Here are the results on LZHAM v1.1 (currently on github here), limited to 6 total threads, after a few hours of messing around learning imgui. Not all the time in compress_block_internal() has been marked up for profiling, but it's a start:
At the beginning of a block, the compressor allocated 5 total threads for match finding and 2 total threads for parsing.
The major operations:
- Thread 0 (the caller's thread) controls everything. compress_block_internal() is where each 512KB block is compressed. find_all_matches() prepares the data structures used by the parallel match finder, kicks off a bunch of find_matches_mt() tasks to find matches for the entire block, then it finds all the nearest len2 matches for the entire block. After this is done it begins parsing (which can be done in parallel) and coding (which must be done serially).
The main thread proceeds to process the 512KB input block in groups of (typically) 3KB "parse chunks". Several 3KB chunks can be parsed in parallel within a single group, but all work within a group must finish before proceeding to the next group.
- Coding is always done by thread 0.
Thread 0 waits for each chunk in a group to be parsed before it codes the results. Coding must proceed sequentially, which is why it's on thread 0. The first chunk in a group is always parsed on thread 0, while the other chunks in the group may be parsed using jobs on the thread pool. The parse group size is dynamically increased as the match finders finish up in order to keep the thread pool's utilization high.
- Threads 1-5 are controlled by the thread pool. In LZHAM v1.1, there are only two task types: match finding, and parsing. The parsers consume the match finder's output, and the main thread consumes the parser's output. Coding is downstream of everything.
The match finders may sometimes spin and then sleep if they get too far ahead of the finders, which happens more than I would like (match finding is usually the bottleneck). This can cause the main thread to stall as it tries to code each chunk in a group.
Here's a zoom in of the above graph, showing the parsers having to wait in various places:
- find_all_matches() is single threaded, and the world stops until this function finishes, limiting parallelization.
- find_len2_matches() should be a task.
- It's not visualized here, but the adler32() call (done once per block) can also be a task. Currently, it's done once on thread 0 after the finder tasks are kicked off.

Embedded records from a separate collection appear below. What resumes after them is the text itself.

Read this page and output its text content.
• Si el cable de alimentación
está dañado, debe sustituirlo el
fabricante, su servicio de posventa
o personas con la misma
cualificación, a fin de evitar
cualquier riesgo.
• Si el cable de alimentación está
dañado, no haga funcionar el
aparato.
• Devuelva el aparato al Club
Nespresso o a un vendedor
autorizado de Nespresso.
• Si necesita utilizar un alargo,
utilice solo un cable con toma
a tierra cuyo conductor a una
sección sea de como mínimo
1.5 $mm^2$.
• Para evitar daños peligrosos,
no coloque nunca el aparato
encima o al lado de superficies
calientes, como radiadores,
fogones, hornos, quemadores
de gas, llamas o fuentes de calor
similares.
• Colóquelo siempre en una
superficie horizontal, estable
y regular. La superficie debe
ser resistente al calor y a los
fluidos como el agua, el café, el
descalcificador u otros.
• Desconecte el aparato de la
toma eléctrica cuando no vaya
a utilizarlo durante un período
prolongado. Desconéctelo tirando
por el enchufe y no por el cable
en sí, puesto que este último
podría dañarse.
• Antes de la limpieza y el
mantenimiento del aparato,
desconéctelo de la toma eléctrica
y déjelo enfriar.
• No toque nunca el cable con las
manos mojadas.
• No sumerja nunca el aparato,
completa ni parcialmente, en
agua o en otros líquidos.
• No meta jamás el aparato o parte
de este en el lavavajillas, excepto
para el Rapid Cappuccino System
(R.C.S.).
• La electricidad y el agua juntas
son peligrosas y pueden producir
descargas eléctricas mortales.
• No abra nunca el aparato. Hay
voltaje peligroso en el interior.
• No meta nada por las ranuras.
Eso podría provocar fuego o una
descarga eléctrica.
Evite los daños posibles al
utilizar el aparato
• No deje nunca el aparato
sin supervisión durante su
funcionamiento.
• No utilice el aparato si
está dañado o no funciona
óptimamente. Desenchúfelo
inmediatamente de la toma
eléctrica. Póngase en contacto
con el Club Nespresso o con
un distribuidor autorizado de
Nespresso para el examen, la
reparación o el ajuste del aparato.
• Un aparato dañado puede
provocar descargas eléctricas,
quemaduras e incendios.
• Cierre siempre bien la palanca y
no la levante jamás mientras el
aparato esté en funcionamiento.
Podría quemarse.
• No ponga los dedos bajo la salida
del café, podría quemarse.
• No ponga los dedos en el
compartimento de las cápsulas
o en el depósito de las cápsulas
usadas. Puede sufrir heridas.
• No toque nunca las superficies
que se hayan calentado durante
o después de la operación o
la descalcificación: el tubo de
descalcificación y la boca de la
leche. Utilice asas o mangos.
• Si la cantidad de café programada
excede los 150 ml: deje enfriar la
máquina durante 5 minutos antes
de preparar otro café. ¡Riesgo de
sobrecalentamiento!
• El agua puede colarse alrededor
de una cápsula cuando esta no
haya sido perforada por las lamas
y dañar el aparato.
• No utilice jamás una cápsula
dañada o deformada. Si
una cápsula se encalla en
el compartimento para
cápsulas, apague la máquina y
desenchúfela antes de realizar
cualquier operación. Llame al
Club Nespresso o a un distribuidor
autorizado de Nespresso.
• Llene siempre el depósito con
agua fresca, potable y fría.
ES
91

- The finder tasks should take roughly the same amount of time to execute, but it's clear that the finder job on thread 4 took much longer than the others.
Here's an example of a very unbalanced situation on thread 3. These long finder tasks need to be split up into much smaller tasks.
- There's some serial work in stop_encoding(), which takes around 5ms. This function interleaves the arithmetic and Huffman codes into a single output bitstream.
v1.1 is basically ready, I just need to push it to the main github repo. I'm going to refine the profiler and then use it to tune LZHAM v1.1's multithreading more.